Слушатели расхохотались. Бабуся прохрюкалась и вытерла рот платком. Борис, опершись о прилавок, некоторое время ещё побулькивал, но вдруг поднял глаза и осёкся. Семён махнул рукой и выпустил сквозь шарф кубометр ротового пара:

— Да чего вам объяснять — всё равно не поверите!

Перед прилавком невесть откуда оказался неприятный, известный всему рынку детина. Звали детину Соплёй. Но звали его так за глаза и в верной компании.

Был он высок ростом и лицом широк — по блину на каждой щеке поместится. Волосы, брови и даже реснички — бесцветные, как подвальная плесень. Глаза васильковые и пустые, по меткому слову поэта: как два пупка.

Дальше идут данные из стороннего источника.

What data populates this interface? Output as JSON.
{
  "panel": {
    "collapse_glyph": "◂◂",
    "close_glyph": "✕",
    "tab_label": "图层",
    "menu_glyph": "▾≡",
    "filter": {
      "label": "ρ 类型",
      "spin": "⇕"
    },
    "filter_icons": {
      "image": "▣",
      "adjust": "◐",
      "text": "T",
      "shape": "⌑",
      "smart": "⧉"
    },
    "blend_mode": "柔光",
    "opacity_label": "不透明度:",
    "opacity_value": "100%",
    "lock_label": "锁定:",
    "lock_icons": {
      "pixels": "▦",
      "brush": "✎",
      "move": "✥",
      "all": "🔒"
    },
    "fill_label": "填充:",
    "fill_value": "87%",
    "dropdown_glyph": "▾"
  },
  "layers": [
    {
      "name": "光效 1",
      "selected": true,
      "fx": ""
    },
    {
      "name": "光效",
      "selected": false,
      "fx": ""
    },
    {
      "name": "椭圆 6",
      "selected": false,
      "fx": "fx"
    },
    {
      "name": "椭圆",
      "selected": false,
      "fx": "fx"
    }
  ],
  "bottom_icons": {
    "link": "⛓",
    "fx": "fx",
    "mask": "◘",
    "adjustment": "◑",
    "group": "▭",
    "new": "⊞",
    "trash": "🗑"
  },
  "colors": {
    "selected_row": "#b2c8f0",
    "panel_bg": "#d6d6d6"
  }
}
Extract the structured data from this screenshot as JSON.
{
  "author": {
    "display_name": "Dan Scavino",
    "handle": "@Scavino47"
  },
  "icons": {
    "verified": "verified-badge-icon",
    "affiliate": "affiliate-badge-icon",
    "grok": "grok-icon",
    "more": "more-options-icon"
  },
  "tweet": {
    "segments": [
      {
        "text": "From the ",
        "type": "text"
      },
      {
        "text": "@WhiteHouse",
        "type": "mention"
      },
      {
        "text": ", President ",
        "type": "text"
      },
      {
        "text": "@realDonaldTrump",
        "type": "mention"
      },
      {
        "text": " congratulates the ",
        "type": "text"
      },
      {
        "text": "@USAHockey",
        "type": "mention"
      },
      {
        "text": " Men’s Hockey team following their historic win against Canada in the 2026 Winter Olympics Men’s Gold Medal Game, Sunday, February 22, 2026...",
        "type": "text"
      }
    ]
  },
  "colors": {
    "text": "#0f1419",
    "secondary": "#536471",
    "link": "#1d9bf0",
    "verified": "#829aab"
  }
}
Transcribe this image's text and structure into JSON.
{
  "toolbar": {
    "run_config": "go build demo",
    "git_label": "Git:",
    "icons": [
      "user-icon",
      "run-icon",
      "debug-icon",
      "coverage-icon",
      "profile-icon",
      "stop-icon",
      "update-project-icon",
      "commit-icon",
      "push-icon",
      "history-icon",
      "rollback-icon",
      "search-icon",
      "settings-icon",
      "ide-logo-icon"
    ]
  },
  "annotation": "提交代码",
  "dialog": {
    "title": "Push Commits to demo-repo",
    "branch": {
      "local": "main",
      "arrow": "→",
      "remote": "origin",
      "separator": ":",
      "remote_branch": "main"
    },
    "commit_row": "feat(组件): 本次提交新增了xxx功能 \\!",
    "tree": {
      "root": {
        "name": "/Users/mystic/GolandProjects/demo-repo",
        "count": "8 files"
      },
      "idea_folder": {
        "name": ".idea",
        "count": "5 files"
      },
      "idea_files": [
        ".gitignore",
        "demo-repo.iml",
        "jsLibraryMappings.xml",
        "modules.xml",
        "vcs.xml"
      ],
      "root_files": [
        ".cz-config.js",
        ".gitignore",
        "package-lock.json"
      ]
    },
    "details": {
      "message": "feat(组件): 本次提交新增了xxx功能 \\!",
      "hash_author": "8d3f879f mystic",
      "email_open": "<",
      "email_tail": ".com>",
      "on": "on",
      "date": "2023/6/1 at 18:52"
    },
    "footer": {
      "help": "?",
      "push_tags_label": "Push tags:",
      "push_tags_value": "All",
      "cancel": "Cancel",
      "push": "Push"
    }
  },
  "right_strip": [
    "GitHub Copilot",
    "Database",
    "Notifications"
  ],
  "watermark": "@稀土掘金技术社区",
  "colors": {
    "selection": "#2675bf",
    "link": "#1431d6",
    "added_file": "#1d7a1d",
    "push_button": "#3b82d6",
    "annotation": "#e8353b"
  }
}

Сын директора рынка, и сволочь крайнего разбора. Сейчас он был слегка поддавши. В такие минуты его настроение колебалось на кромке. С одной стороны — буйное веселье, когда он бегал по рынку, натянув на голову отобранный у вьетнамцев малиновый бюстгальтер арбузного размера. С другой стороны — гадючья злоба, плевки в суп обедающим торговцам, затоптанная корзинка с котятами. А переход осуществляется лёгким толчком с любой стороны.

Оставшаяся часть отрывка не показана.